L’auteur-réalisateur, qui a notamment été l’assistant de Costa-Gavras et de Truffaut, est revenu au Chili chercher une réponse au suicide d’un homme qui aimait la vie. Construit autour de la présence-absence d’Olivarès, journaliste, directeur de la télévision nationale, le film retrace la conspiration qui a anéanti le Chili d’Allende sous la houlette maléfique d’Henry Kissinger. Avec des morceaux d’anthologie comme l’interview de Milton Friedman, le prix Nobel d’économie. Invité à Santiago par Pinochet en 1974, le mentor de l’école de Chicago, chantre du néolibéralisme, a expérimenté ses théories dans un pays soumis à la dictature et donné un nouvel élan au capitalisme. Face à ce vieil homme (décédé depuis), toujours convaincu des bienfaits du libéralisme, on comprend, avec Pacull, que la théorie du free market est une idéologie.

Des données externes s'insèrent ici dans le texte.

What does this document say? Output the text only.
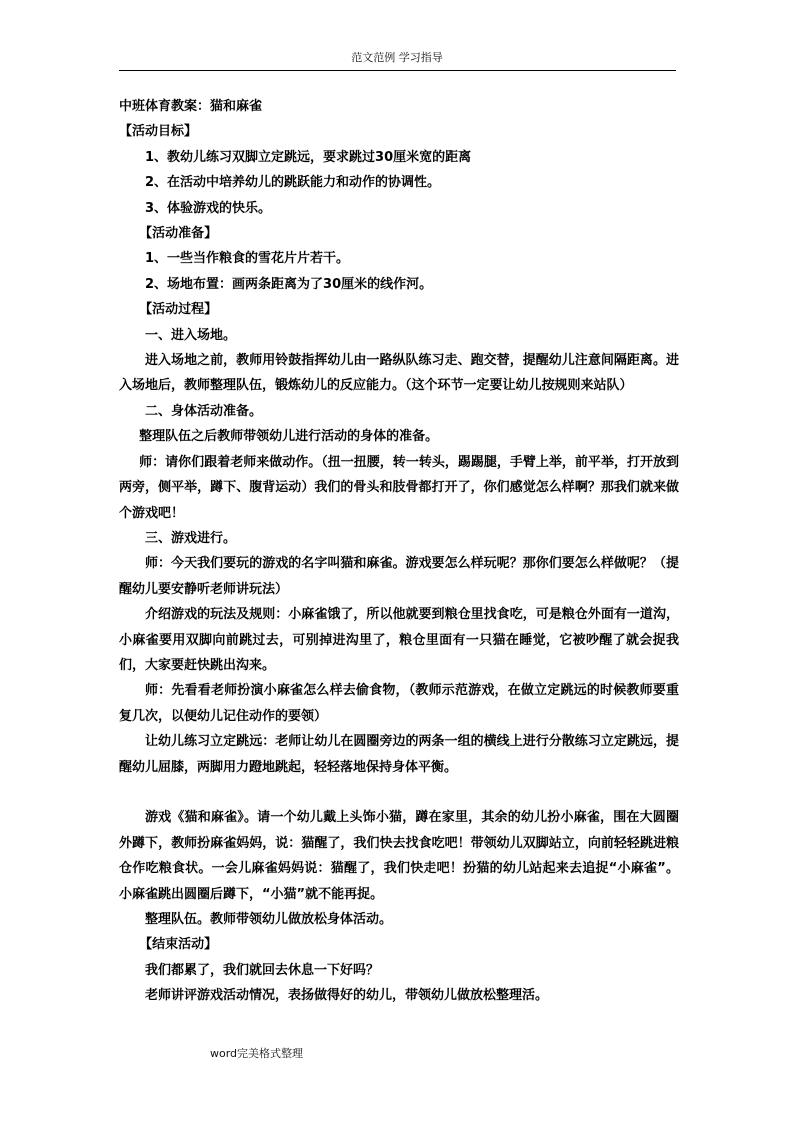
范文范例 学习指导

中班体育教案：猫和麻雀

【活动目标】

1、教幼儿练习双脚立定跳远，要求跳过30厘米宽的距离

2、在活动中培养幼儿的跳跃能力和动作的协调性。

3、体验游戏的快乐。

【活动准备】

1、一些当作粮食的雪花片片若干。

2、场地布置：画两条距离为了30厘米的线作河。

【活动过程】

一、进入场地。

进入场地之前，教师用铃鼓指挥幼儿由一路纵队练习走、跑交替，提醒幼儿注意间隔距离。进入场地后，教师整理队伍，锻炼幼儿的反应能力。（这个环节一定要让幼儿按规则来站队）

二、身体活动准备。

整理队伍之后教师带领幼儿进行活动的身体的准备。

师：请你们跟着老师来做动作。（扭一扭腰，转一转头，踢踢腿，手臂上举，前平举，打开放到两旁，侧平举，蹲下、腹背运动）我们的骨头和肢骨都打开了，你们感觉怎么样啊？那我们就来做个游戏吧！

三、游戏进行。

师：今天我们要玩的游戏的名字叫猫和麻雀。游戏要怎么样玩呢？那你们要怎么样做呢？（提醒幼儿要安静听老师讲玩法）

介绍游戏的玩法及规则：小麻雀饿了，所以他就要到粮仓里找食吃，可是粮仓外面有一道沟，小麻雀要用双脚向前跳过去，可别掉进沟里了，粮仓里面有一只猫在睡觉，它被吵醒了就会捉我们，大家要赶快跳出沟来。

师：先看看老师扮演小麻雀怎么样去偷食物，（教师示范游戏，在做立定跳远的时候教师要重复几次，以便幼儿记住动作的要领）

让幼儿练习立定跳远：老师让幼儿在圆圈旁边的两条一组的横线上进行分散练习立定跳远，提醒幼儿屈膝，两脚用力蹬地跳起，轻轻落地保持身体平衡。

游戏《猫和麻雀》。请一个幼儿戴上头饰小猫，蹲在家里，其余的幼儿扮小麻雀，围在大圆圈外蹲下，教师扮麻雀妈妈，说：猫醒了，我们快去找食吃吧！带领幼儿双脚站立，向前轻轻跳进粮仓作吃粮食状。一会儿麻雀妈妈说：猫醒了，我们快走吧！扮猫的幼儿站起来去追捉“小麻雀”。小麻雀跳出圆圈后蹲下，“小猫”就不能再捉。

整理队伍。教师带领幼儿做放松身体活动。

【结束活动】

我们都累了，我们就回去休息一下好吗？

老师讲评游戏活动情况，表扬做得好的幼儿，带领幼儿做放松整理活。

word完美格式整理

Film nostalgique, empreint de tristesse, autour de ces hommes qui ont incarné l’utopie et n’ont pas transigé, le documentaire de Pacull est aussi intensément poétique. Ponctué par les pages des carnets de moleskine où le réalisateur, au fur et à mesure de son travail, note ses impressions, colle des photos. Un lien de plus avec Sepulveda. Dans Une sale histoire (2), l’écrivain évoque en effet «un carnet à couverture noire que j’ai toujours sur moi et où j’écris chaque jour mes doutes, mes étonnements.»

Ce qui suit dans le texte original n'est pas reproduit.